Finding Dino: A Plug-and-Play Framework for Zero-Shot Detection of Out-of-Distribution Objects Using Prototypes
Poulami Sinhamahapatra, Franziska Schwaiger, Shirsha Bose, Huiyu Wang, Karsten Roscher, Stephan Guennemann
TL;DR
PROWL addresses the open-world detection challenge by delivering a zero-shot, inference-only OOD detection framework that relies on a prototype feature bank built from frozen foundation-model features. It computes pixel-wise OOD heatmaps via per-pixel cosine similarity to class prototypes and uses an INCS-based threshold to flag unknown pixels, with a refinement step leveraging unsupervised foreground masks to yield precise OOD object masks. The approach demonstrates state-of-the-art zero-shot performance on road benchmarks and generalizes to rail and maritime domains without domain-specific training, outperforming several supervised baselines trained without auxiliary OOD data when combined with foreground-mask refinement.

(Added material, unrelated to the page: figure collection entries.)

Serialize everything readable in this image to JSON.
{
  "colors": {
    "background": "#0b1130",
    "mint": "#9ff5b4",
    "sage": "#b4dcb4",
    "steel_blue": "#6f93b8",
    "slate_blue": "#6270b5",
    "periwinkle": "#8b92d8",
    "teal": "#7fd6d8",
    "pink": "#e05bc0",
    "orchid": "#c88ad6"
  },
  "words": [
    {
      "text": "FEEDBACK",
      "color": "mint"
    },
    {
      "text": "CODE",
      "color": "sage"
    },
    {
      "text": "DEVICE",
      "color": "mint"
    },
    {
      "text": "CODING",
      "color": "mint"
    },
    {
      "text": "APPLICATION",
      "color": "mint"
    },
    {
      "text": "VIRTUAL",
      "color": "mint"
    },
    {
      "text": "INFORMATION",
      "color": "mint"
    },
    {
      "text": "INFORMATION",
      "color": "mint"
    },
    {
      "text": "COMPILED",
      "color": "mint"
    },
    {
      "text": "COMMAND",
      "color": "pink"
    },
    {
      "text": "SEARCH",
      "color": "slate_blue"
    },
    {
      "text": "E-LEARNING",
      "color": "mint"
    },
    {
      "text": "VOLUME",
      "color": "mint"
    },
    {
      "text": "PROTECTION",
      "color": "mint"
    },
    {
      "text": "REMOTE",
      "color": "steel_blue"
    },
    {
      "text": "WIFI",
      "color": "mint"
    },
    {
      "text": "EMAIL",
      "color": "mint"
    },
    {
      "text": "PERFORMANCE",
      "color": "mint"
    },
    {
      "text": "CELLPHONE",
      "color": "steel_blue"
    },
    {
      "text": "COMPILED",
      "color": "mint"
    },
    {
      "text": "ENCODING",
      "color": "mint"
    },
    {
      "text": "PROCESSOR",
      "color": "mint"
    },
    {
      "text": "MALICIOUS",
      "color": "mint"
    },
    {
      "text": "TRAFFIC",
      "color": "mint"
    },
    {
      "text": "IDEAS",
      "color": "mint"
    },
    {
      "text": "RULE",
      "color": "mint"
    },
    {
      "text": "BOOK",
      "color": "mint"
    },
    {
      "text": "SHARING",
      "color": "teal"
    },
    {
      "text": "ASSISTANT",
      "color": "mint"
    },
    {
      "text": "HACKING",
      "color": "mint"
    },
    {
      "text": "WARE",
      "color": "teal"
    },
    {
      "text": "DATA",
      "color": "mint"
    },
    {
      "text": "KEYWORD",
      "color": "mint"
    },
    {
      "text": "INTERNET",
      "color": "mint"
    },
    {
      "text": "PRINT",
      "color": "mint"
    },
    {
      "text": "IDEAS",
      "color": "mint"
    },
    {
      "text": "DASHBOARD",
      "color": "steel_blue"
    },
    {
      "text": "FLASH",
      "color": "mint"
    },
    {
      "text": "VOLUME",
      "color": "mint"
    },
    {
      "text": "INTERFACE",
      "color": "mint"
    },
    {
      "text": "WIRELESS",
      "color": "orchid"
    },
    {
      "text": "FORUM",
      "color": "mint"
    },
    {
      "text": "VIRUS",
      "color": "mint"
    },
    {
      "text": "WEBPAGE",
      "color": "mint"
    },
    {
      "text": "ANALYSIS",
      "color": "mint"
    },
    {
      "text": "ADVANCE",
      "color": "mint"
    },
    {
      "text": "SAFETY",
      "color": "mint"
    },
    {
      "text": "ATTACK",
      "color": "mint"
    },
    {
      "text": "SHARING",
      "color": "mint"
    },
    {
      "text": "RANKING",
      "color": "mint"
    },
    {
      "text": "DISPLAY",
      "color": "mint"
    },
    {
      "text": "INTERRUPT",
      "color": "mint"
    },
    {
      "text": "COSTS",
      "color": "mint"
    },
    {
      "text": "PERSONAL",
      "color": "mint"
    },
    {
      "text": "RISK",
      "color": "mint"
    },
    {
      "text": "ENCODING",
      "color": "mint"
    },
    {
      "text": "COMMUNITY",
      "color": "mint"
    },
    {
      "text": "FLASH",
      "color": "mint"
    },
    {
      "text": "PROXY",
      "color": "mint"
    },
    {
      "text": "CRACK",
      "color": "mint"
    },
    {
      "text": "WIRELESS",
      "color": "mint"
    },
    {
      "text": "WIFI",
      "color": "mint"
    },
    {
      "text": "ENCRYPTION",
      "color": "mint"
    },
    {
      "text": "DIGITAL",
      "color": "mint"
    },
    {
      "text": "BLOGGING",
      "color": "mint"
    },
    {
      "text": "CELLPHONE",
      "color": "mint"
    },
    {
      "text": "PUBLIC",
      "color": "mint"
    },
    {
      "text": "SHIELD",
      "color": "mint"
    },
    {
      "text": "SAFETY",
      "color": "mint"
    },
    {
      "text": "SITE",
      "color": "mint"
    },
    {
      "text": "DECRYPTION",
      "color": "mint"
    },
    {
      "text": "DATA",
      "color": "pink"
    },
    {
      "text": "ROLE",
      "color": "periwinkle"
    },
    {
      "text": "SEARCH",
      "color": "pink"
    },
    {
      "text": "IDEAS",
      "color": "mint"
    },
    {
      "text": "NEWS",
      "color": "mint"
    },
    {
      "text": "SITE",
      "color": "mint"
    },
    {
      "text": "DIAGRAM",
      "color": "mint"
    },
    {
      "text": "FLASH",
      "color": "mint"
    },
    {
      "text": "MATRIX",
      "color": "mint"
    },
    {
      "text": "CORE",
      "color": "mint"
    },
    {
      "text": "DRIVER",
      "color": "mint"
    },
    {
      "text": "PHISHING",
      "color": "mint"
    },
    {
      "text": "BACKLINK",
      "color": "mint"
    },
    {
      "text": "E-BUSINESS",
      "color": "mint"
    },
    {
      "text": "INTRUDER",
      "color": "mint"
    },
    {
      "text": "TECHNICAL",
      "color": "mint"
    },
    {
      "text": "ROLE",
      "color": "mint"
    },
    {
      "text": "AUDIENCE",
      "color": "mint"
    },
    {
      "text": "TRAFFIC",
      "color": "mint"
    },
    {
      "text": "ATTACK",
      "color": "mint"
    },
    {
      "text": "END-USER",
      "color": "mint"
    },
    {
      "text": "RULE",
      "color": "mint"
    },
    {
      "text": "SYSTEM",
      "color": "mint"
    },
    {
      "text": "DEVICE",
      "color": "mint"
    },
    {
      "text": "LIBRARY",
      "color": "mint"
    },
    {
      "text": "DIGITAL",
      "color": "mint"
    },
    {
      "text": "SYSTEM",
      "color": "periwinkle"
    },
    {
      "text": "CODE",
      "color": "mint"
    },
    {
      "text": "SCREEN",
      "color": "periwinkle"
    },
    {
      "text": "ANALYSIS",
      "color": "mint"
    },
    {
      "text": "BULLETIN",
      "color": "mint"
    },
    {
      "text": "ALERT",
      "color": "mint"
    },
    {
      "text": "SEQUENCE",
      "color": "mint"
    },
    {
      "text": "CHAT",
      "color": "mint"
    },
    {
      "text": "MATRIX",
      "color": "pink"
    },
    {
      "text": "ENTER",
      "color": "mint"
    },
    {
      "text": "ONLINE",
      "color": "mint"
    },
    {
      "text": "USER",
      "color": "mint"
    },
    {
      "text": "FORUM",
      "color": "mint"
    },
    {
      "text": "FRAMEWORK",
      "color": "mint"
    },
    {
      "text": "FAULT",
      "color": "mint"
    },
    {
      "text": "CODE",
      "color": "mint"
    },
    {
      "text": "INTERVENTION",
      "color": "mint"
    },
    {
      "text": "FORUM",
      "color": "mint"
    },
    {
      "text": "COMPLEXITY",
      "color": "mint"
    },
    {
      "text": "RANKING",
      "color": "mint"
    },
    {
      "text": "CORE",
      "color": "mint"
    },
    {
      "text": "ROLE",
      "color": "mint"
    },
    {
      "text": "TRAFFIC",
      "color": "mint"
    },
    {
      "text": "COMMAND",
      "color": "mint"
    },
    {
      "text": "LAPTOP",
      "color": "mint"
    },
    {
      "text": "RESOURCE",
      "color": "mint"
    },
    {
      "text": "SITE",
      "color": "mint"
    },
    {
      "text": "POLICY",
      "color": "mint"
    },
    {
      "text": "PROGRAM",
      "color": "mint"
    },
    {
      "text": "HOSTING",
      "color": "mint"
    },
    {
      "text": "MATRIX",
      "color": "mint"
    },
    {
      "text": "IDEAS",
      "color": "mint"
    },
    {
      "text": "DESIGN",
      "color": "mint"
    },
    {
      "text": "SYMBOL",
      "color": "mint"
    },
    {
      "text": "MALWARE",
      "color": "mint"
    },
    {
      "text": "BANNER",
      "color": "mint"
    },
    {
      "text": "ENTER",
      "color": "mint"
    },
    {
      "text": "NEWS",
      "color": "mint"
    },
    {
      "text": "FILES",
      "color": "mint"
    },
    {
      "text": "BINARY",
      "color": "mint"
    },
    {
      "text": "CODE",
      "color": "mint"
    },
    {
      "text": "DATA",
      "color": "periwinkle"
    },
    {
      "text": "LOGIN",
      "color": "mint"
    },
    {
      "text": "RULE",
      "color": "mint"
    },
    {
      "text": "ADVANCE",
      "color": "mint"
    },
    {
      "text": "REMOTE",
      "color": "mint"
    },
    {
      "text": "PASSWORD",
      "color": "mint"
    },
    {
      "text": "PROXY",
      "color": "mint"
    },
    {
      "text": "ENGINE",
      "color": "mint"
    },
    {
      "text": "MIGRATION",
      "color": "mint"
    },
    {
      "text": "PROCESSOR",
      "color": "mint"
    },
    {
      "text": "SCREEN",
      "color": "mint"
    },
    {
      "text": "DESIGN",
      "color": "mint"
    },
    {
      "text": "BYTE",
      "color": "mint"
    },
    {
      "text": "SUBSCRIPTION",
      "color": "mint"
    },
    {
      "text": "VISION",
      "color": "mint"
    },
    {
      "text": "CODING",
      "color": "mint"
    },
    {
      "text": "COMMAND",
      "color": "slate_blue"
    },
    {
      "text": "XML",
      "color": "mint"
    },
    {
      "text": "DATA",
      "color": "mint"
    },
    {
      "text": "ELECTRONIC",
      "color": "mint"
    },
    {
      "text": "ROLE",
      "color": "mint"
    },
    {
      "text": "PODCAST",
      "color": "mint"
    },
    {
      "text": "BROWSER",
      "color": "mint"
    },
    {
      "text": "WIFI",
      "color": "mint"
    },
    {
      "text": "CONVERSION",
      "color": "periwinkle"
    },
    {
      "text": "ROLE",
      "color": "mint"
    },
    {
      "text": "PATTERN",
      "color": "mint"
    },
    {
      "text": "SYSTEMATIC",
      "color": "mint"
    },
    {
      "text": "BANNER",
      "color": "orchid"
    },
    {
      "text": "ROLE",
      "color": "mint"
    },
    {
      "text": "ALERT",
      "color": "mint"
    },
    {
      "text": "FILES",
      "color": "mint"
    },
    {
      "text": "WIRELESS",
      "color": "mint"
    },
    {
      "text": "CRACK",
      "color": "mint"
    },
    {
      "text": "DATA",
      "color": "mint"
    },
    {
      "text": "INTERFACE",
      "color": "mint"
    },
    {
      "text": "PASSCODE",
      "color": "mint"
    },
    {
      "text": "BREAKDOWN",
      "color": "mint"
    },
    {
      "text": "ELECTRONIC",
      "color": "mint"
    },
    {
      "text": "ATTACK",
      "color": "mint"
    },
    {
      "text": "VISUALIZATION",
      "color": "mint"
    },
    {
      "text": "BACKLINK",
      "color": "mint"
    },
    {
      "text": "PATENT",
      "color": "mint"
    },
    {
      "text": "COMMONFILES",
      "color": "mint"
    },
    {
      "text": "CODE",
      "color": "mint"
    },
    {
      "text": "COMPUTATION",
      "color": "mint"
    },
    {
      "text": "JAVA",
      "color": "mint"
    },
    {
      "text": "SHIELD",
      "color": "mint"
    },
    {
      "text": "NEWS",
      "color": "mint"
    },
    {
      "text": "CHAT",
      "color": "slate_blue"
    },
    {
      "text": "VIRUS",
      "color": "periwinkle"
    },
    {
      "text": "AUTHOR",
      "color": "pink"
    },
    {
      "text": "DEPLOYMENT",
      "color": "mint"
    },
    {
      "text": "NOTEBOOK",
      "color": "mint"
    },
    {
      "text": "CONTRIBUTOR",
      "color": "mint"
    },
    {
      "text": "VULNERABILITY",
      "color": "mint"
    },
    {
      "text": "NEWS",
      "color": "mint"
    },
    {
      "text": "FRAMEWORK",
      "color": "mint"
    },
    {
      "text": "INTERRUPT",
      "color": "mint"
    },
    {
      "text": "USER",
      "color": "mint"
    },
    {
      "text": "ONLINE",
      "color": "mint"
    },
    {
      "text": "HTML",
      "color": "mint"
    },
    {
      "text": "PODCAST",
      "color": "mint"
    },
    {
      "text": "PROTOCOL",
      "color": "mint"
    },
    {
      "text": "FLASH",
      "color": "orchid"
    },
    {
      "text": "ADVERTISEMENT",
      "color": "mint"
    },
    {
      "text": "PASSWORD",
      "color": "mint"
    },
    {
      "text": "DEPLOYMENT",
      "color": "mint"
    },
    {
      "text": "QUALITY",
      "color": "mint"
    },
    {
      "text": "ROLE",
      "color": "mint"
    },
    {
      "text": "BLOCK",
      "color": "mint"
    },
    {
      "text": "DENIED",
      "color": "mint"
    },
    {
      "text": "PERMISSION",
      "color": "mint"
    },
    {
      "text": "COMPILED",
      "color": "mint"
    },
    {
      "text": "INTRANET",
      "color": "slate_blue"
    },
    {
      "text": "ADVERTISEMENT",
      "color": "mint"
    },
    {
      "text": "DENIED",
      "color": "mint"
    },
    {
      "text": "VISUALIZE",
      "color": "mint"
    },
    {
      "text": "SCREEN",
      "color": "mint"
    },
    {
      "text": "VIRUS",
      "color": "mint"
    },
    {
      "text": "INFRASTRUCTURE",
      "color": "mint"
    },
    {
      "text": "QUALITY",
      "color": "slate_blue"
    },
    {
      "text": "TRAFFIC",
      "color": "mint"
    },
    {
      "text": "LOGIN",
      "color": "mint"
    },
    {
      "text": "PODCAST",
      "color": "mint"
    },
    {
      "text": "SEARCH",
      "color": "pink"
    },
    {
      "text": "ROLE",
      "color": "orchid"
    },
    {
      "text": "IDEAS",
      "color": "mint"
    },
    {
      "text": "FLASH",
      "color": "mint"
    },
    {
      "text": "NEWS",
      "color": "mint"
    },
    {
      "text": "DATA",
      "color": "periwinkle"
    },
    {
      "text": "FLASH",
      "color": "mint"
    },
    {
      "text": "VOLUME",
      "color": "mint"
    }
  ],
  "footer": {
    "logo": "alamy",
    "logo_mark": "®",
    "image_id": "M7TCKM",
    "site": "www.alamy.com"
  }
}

This plug-and-play framework enables rapid deployment in safety-critical settings and motivates harmonized evaluation for zero-shot OOD methods across diverse environments.
Abstract
Detecting and localising unknown or out-of-distribution (OOD) objects in any scene can be a challenging task in vision, particularly in safety-critical cases involving autonomous systems like automated vehicles or trains. Supervised anomaly segmentation or open-world object detection models depend on training on exhaustively annotated datasets for every domain and still struggle in distinguishing between background and OOD objects. In this work, we present a plug-and-play framework - PRototype-based OOD detection Without Labels (PROWL). It is an inference-based method that does not require training on the domain dataset and relies on extracting relevant features from self-supervised pre-trained models. PROWL can be easily adapted to detect in-domain objects in any operational design domain (ODD) in a zero-shot manner by specifying a list of known classes from this domain. PROWL, as a first zero-shot unsupervised method, achieves state-of-the-art results on the RoadAnomaly and RoadObstacle datasets provided in road driving benchmarks - SegmentMeIfYouCan (SMIYC) and Fishyscapes, as well as comparable performance against existing supervised methods trained without auxiliary OOD data. We also demonstrate its generalisability to other domains such as rail and maritime.